So, after the various version negotiation rewrites, rolling BoringSSL into Chromium is failing on HTTPSFallbackTest.FallbackSCSV and HTTPSFallbackTest.SSLv3Fallback.
So, first off, the FallbackSCSV test is actually bust. It's currently identical to SSLv3Fallback. We've since disabled SSLv3 and the server is intolerant to TLS 1.0+, so it's never testing the inappropriate_fallback codepath. We need to change that test to TLS 1.1+ intolerance. This is almost orthogonal, except it then hits this BoringSSL quirk below:
The immediate behavior change is that BoringSSL, if receiving an alert before ServerHello, used to first check the record-layer version number. If that version was outside the configured acceptable versions, it would ignore the record and return SSL_R_UNSUPPORTED_PROTOCOL, which we map to ERR_SSL_VERSION_OR_CIPHER_MISMATCH.

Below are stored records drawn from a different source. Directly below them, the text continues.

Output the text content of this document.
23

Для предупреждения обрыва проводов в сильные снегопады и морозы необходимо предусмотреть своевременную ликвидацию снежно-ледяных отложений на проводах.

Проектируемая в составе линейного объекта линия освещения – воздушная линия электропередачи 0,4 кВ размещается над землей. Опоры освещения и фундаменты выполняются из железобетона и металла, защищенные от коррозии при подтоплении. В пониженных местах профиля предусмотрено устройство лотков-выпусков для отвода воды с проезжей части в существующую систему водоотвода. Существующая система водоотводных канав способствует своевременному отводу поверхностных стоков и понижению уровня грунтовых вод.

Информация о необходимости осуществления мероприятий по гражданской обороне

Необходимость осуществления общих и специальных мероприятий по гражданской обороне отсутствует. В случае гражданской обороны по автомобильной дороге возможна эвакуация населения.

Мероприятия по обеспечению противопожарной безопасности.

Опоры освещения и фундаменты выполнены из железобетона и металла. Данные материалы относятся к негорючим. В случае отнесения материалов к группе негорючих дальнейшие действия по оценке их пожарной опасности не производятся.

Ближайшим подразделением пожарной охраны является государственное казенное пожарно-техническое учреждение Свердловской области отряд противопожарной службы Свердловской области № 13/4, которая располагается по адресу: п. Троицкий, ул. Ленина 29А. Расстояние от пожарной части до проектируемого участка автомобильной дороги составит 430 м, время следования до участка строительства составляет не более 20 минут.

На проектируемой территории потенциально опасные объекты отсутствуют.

After the rewrite, the version field is ignored (matching the ServerHello codepath) and we return the error code. This is probably better since it means we're no longer sensitive to the record-level version in an inappropriate_fallback alert. It's also consistent with NSS.
SSLv3Fallback configures the server to reply to all TLS ClientHellos with a handshake_failure alert. In both NSS and BoringSSL, this maps to ERR_SSL_PROTOCOL_ERROR, but we expect ERR_SSL_VERSION_OR_CIPHER_MISMATCH. The reason this passes in NSS is pretty tame: it maps handshake_failure prior to SSL_ERROR_NO_CYPHER_OVERLAP (which then goes to ERR_SSL_VERSION_OR_CIPHER_MISMATCH) if received prior to ServerHello:
This is consistent with OpenSSL's server behavior.
Old BoringSSL only passed that check on accident. tlslite puts its maxVersion (TLS 1.1 because it lacks 1.2) in the handshake_failure alert. So we get:
ClientHello 1.2 -> handshake_failure 1.1 -> ERR_SSL_PROTOCOL_ERROR
ClientHello 1.1 -> handshake_failure 1.1 -> ERR_SSL_PROTOCOL_ERROR
ClientHello 1.0 -> handshake_failure 1.1 -> ERR_SSL_VERSION_OR_CIPHER_MISMATCH
New BoringSSL switches that last error to ERR_SSL_PROTOCOL_ERROR so we fail the test expectation.
So... we should fix the FallbackSCSV tests. We should also either match NSS in BoringSSL and tag a handshake_failure on ClientHello separately or adjust the test expectations to be backend-specific.